I have a worksheet, with these instructions and pre-printed circles and points, available here.

So, how do these cool stars relate to all those other math concepts?

  • Stars where you can touch all points without lifting your pencil, such as the {5,2} star, are called regular polygon stars. In these cases, p and q are relatively prime, which means they have no common factors. Another example is the {10,3} star. There are no numbers (besides 1) that divide evenly into both 10 and 3.


  • In cases that create “asterick” stars (such as {8,4}) or regular polygon stars (the ones where you had to lift your pencil), q is a divisor of p. Or you can say the p is a multiple of q. The {9,3} star consists of 3 regular triangles.




  • The number of lines of symmetry for a star polygon is equal to the number of vertices (points).

5-pointed star with lines of symmetry

Prime Numbers: What are they and how do you find them?

A prime number is a natural number (i.e., the counting numbers: 1, 2, 3, 4…), greater than 1, that has no divisors except 1 and itself. For example, 5 is prime because no numbers divide into it evenly except 1 and 5. The number 4 is not prime, because in addition to 1 and 4, it can be divided evenly by 2. Numbers that are not prime are called composite numbers.

The most basic method of checking whether or not a number is prime (a property called primality) is called trial division. Basically, this consists of dividing the number (we’ll call it n) by every integer (or whole number) that is greater than 1 and less than or equal to the square root of the number. If any of these divisions results in an integer, then n is not a prime. So, using a small number as an example, to test if 13 is a prime number, we would divide it by all integers from 1 to 3 (the square root of 13 is around 3.6). None of these divisions result in an integer, so 13 is prime.
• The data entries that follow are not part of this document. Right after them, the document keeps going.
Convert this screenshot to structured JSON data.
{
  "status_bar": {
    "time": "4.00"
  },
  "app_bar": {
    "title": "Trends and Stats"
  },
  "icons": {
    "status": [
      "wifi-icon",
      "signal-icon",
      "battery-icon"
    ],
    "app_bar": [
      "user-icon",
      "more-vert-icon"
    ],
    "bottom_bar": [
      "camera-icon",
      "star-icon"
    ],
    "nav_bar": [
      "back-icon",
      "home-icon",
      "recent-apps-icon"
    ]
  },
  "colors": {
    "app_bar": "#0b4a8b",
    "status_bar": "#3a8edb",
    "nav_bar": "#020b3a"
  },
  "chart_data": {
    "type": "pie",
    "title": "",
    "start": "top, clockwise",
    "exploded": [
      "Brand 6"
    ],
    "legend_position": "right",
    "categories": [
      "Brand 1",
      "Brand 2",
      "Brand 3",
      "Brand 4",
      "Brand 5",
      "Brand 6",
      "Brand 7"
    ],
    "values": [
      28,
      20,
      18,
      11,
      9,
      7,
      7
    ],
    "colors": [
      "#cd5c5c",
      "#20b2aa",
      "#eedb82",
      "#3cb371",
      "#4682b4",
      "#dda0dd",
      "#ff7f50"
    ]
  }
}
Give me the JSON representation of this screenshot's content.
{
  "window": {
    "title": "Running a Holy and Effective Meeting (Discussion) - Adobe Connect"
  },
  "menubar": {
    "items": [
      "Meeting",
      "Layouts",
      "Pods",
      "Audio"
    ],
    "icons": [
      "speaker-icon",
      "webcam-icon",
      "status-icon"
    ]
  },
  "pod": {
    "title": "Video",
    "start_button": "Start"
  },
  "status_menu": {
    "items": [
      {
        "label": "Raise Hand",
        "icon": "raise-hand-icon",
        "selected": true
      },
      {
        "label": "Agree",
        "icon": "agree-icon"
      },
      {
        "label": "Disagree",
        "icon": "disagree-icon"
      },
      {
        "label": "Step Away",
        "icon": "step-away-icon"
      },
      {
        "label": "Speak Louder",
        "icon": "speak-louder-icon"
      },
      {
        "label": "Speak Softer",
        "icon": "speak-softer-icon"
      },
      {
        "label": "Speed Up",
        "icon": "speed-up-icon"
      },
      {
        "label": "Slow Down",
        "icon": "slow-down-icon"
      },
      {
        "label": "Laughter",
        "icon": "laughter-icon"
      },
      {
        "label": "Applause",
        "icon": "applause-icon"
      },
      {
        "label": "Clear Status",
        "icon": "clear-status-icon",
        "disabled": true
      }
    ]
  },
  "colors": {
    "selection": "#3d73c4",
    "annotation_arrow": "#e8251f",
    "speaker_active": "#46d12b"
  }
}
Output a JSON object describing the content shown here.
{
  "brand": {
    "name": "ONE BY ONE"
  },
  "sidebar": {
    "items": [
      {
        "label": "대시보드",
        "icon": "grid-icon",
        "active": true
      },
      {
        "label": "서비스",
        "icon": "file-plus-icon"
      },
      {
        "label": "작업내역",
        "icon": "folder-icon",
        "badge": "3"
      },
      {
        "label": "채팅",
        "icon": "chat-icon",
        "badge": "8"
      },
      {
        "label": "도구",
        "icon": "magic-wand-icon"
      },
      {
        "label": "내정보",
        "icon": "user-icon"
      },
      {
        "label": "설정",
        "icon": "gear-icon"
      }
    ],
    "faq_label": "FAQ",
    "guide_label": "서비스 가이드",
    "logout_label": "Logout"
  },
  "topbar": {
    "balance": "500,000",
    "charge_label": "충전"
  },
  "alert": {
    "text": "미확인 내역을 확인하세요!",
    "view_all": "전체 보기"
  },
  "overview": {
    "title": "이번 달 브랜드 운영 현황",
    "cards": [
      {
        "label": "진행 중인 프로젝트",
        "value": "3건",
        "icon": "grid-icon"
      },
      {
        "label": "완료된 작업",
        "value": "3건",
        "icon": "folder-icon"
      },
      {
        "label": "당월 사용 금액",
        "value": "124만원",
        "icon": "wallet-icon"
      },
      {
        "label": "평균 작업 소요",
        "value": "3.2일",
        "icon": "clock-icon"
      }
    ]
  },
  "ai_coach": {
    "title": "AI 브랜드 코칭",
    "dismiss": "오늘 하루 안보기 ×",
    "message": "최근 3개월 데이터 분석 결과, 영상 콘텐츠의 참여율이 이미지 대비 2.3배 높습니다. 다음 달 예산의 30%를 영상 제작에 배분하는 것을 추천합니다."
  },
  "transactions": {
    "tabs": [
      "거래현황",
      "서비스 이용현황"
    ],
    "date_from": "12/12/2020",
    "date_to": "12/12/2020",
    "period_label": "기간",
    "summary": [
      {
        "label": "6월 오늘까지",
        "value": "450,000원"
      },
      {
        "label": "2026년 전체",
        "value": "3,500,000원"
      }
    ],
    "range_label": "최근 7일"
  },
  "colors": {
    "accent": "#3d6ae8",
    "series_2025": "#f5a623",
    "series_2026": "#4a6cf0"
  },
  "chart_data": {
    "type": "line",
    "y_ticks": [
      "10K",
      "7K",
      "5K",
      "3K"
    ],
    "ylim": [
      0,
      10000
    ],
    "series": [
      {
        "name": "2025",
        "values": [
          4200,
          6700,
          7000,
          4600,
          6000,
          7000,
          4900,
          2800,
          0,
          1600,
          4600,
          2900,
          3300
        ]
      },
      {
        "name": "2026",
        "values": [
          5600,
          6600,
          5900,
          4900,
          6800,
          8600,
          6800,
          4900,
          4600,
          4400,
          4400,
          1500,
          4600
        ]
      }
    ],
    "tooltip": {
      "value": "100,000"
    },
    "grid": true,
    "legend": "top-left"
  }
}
Another method for finding all primes up to a given number, is called a prime number sieve. The oldest example is the sieve of Eratosthenes (shown in the animated gif below). This sieve is useful for relatively small primes. To make your own sieve of Eratosthenes up to 100, start with a number grid up to 100 (10 row, with 10 numbers in each row row).

  1. Cross out 1, since prime numbers must be greater than 1.
  2. The first prime number is 2.  Cross out all multiples of 2 (the even numbers).
  3. The next prime number is 3. Cross out all multiples of 3 (in other words, count by three’s: 3, 6, 9, 12…).
  4. The next prime is 5 (4 has already been crossed out). Cross out all multiples of 5.
  5. The next number remaining is 7 (the next prime). Cross out all remaining multiples of 7.
  6. All remaining numbers are prime numbers. (No other numbers have multiples below 100 that have not already been crossed out.)

You can download my worksheet with these instructions and a grid here.


You may have read something about prime numbers in the news recently. The largest known prime, was discovered by a mathematician at University of Central Missouri, Curtis Cooper. This newly discovered prime number is 17,425,170 digits long! Of course, finding primes this large require powerful computers and algorithms more advanced than the sieve above, but I’ll leave that for a future post.